Надо было давно открыть окно в палате, — вспомнила Инга Лазаревна. Почему ей внезапно стало не по себе? Сейчас-то чего испугалась?

3

Она почти взбежала на свой этаж, быстро пошла по коридору. Вдруг сердце словно упало. Из палаты санитары вывозили на каталке тело, укрытое с головой простыней. Ноги ослабели, пришлось прислониться спиной к стене. Каталка проехала мимо. Тело под простыней было длинное, тонкое.

— Поехали, родименький, — приговаривал шедший сзади. — Такой еще тепленький. Отдыхай, милый.

Яков Львович лежал на спине, закрыв глаза, дыхание было тихим. Инга Лазаревна подошла к окну. Створка не поддавалась, как будто ее давно не открывали. Она дернула раз, другой, боясь разбить стекло, наконец, с усилием приподняв за ручку, открыла. Воздух хлынул в палату.

С опустевшей койки у стены еще не была убрана постель, но тарелку с тумбочки унесли. Маразматик, прикрытый одеялом, похрапывал, из уголка полуоткрытого рта стекала слюна. Все еще на слабых ногах она подошла к кровати, с облегчением опустилась на стул, положила руку на пальцы Якова Львовича. Они были прохладны. Он слабо шевельнул ими в ответ. Улыбка тронула его губы.

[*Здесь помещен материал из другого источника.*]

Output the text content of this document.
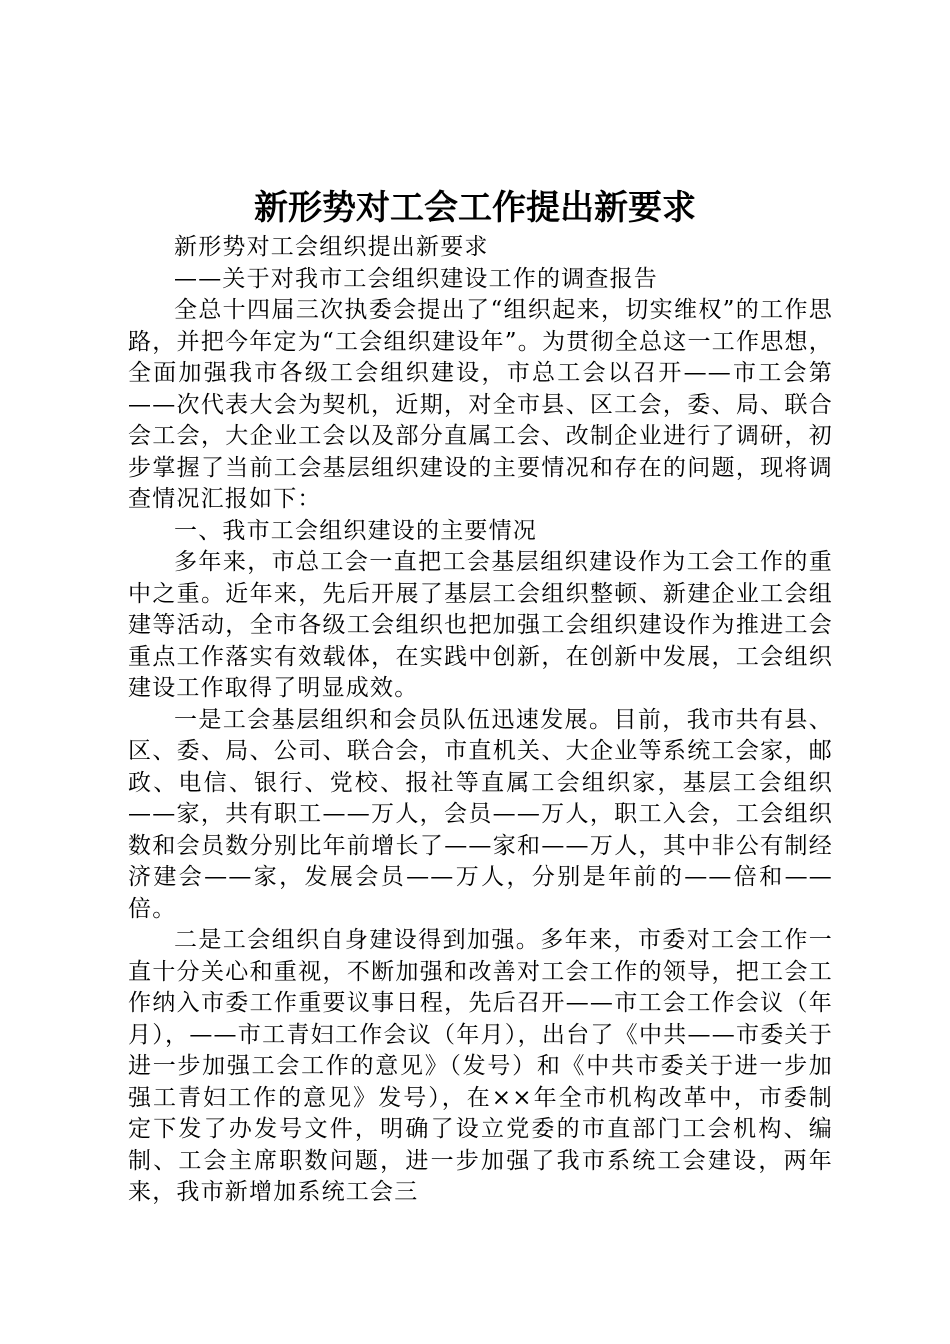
新形势对工会工作提出新要求

新形势对工会组织提出新要求

——关于对我市工会组织建设工作的调查报告

全总十四届三次执委会提出了“组织起来，切实维权”的工作思路，并把今年定为“工会组织建设年”。为贯彻全总这一工作思想，全面加强我市各级工会组织建设，市总工会以召开——市工会第——次代表大会为契机，近期，对全市县、区工会，委、局、联合会工会，大企业工会以及部分直属工会、改制企业进行了调研，初步掌握了当前工会基层组织建设的主要情况和存在的问题，现将调查情况汇报如下：

一、我市工会组织建设的主要情况

多年来，市总工会一直把工会基层组织建设作为工会工作的重中之重。近年来，先后开展了基层工会组织整顿、新建企业工会组建等活动，全市各级工会组织也把加强工会组织建设作为推进工会重点工作落实有效载体，在实践中创新，在创新中发展，工会组织建设工作取得了明显成效。

一是工会基层组织和会员队伍迅速发展。目前，我市共有县、区、委、局、公司、联合会，市直机关、大企业等系统工会家，邮政、电信、银行、党校、报社等直属工会组织家，基层工会组织——家，共有职工——万人，会员——万人，职工入会，工会组织数和会员数分别比年前增长了——家和——万人，其中非公有制经济建会——家，发展会员——万人，分别是年前的——倍和——倍。

二是工会组织自身建设得到加强。多年来，市委对工会工作一直十分关心和重视，不断加强和改善对工会工作的领导，把工会工作纳入市委工作重要议事日程，先后召开——市工会工作会议（年月），——市工青妇工作会议（年月），出台了《中共——市委关于进一步加强工会工作的意见》（发号）和《中共市委关于进一步加强工青妇工作的意见》发号），在××年全市机构改革中，市委制定下发了办发号文件，明确了设立党委的市直部门工会机构、编制、工会主席职数问题，进一步加强了我市系统工会建设，两年来，我市新增加系统工会三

— Вы… — проговорил он. — Ваша рука… Вы ушли, а тепло осталось… я еще чувствую. Полнота, я это понял… не счастье, а полнота. Это остается… Что еще? То, что существует… если только прочесть. У них на крыльях так неразборчиво… далеко… но я успел… я уже знаю… Бездна весит много тонн…

Она не отнимала руку. Распахнутое окно перед глазами было расплывающимся светлым пятном Пальцем свободной руки она отерла проступившую в уголках влагу.